Motherhood comes with a host of choices to make about what is best for you, your family, and your child. We at BurlingtonVT Moms Blog have a variety of moms who want to embrace these choices instead of feeling guilty or judged for them! In light of this, we have decided to begin a series called “Perspectives in Parenting” where moms from our team share differing opinions about a particular parenting topic. While you may not agree with every parenting style presented, we hope that some may resonate with you, and that we can all learn to respect each other’s decisions and support one another through this journey of motherhood! We are beginning our series, Perspectives in Parenting, with a look at co-sleeping.
Co-sleeping can mean many different things for different families.
For our family it meant mostly sleeping within arm’s reach of my daughter and also bed sharing for part of the night. Co-sleeping was sanity saving and allowed us to maximize our entire family’s total sleep time.
Before my daughter was born, I knew that I wanted to have her very close to us during the night. I had several key phrases that stuck in my mind from various parenting books, friends, etc, which were all supportive of close attachment parenting such as “Cave babies didn’t sleep in cave nurseries” and “Mothers are meant to be close to their babies at all times”, that definitely influenced my thinking. Although, I was excited to have my baby so close to me, I was apprehensive of how it was really going to pan out when I would be running on the least amount of sleep (and personal space) of my life!
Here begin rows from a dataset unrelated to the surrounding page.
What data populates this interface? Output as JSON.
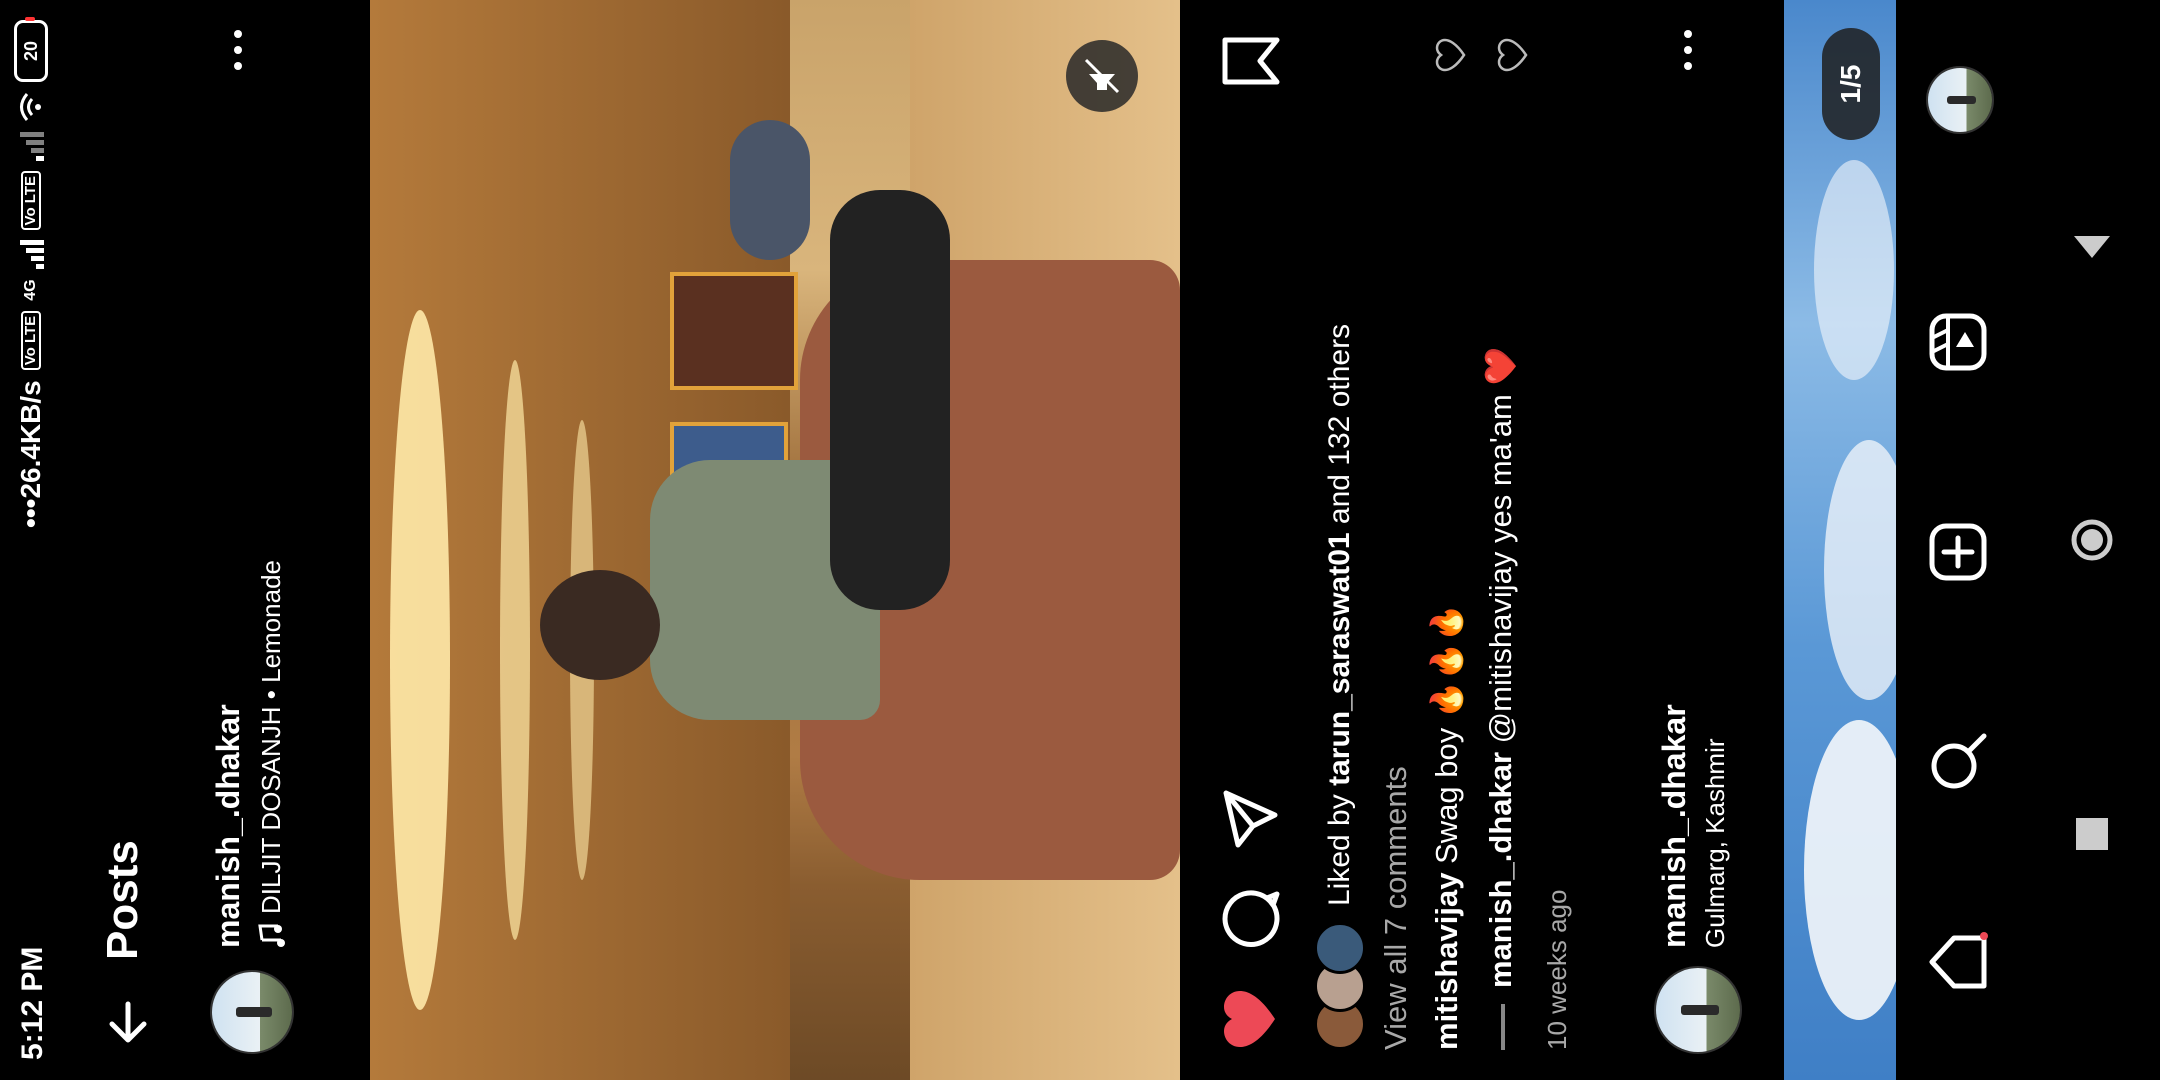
{
  "status_bar": {
    "time": "5:12 PM",
    "speed": "26.4KB/s",
    "network": "4G",
    "volte_1": "Vo LTE",
    "volte_2": "Vo LTE",
    "battery": "20"
  },
  "header": {
    "title": "Posts",
    "back_icon": "arrow-left-icon"
  },
  "post": {
    "username": "manish_.dhakar",
    "audio": "DILJIT DOSANJH • Lemonade",
    "more_icon": "more-horizontal-icon",
    "liked_prefix": "Liked by",
    "liked_user": "tarun_saraswat01",
    "liked_suffix": "and 132 others",
    "view_comments": "View all 7 comments",
    "comments": [
      {
        "user": "mitishavijay",
        "text": "Swag boy 🔥🔥🔥"
      },
      {
        "user": "manish_.dhakar",
        "text": "@mitishavijay yes ma'am ❤️"
      }
    ],
    "time_ago": "10 weeks ago",
    "liked": true
  },
  "next_post": {
    "username": "manish_.dhakar",
    "location": "Gulmarg, Kashmir",
    "counter": "1/5"
  },
  "colors": {
    "like_red": "#ed4956",
    "background": "#000000",
    "muted": "#a8a8a8"
  }
}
We purchased an arm’s reach original co-sleeper as our main “crib” with the expectation that we could drop it into the pack n play feature eventually. This ended up working really well for us and we never actually purchased a separate crib.
From the beginning, we sort of fell into a routine that was beneficial for both my daughter, my husband and I. We would put her down in her co-sleeper where she would end up sleeping alone for several hours (parental alone time!!), then she would wake for her nighttime feed and I would end up snuggling her back to sleep. She would typically bed share with me for the rest of the night.
I really love those fancy monitors that track breathing, so we had both an Angel Care monitor and a Snuzu.
The Angel Care monitor was our favorite as the snuzu didn’t end up working that well with cloth diapers. The Angel Care monitor gave me peace of mind that my daughter was safe when she wasn’t within arm’s reach of me (these monitors obviously aren’t foolproof and should not be solely relied upon for your baby’s safety). We are expecting baby #2 and I can’t wait to try out the Monbaby monitor this time!
When we were bed sharing, I was able to scoot into the middle of our bed. This placed her in the middle of me and her co-sleeper. This area was clear of pillows and blankets and was a large, flat, firm surface for her to sleep.
She was able to nurse in a side laying position, fall asleep, and then be moved over to her own area while still remaining with me in bed.
This worked up until she was around 7 months old. She then learned how to roll out of her co-sleeper. I did not feel safe leaving her unsupervised in the co-sleeper as she could roll onto our bed and then onto the floor which thankfully never happened.
We then dropped the co-sleeper into the pack-n-play mode and moved her across the room. This worked out for another 10 months and her sleeping alone time grew longer and longer. She would still wake up anywhere between 4-6 AM to nurse and then fall back to sleep with me, thus continuing our co-sleeping.
Eventually at 17 months, she learned how to climb out of her pack-n-play and we switched her into her own room. We did a Montessori style sleeping situation and gave her a twin mattress on the floor. We made her entire room childproof (mounted her dressers and furniture especially!) and therefore sort of like a giant “crib”. She was taking some naps on her twin mattress prior to the switch so she was accustomed to it which made the transition a little easier.
Our nighttime routine stayed the same despite her sleeping in a separate room. She would still wake in the early AM to come find me to nurse and snuggle back to sleep. My husband would also wake at this time and switch beds with my daughter as his wake-up time was early and he could get more uninterrupted sleep alone this way. We would also take family naps from time to time.
When she was 3, a friend gifted her an ingenious alarm clock (Teach Me Time! Talking Alarm Clock and Nightlight) that would turn green when it was OK to wake up and leave her room. We reinforced this with a sticker chart reward system and along with nighttime weaning.
She now sleeps the whole night in her room.
Our entire co-sleeping journey lasted roughly 3 years. For some families it lasts much shorter or even much longer. I feel our transition to sleeping alone was relatively gentle and took our entire family’s sleep needs into consideration. With baby # 2, I plan to go the same route, but who knows if it will work! Each child is so different. We also upgraded to a king size bed, so I’m looking forward to a lot more room if co-sleeping does happen again! Sleeping is such a personal and private family matter that it is often hard to open up about it without fearing judgment or criticism.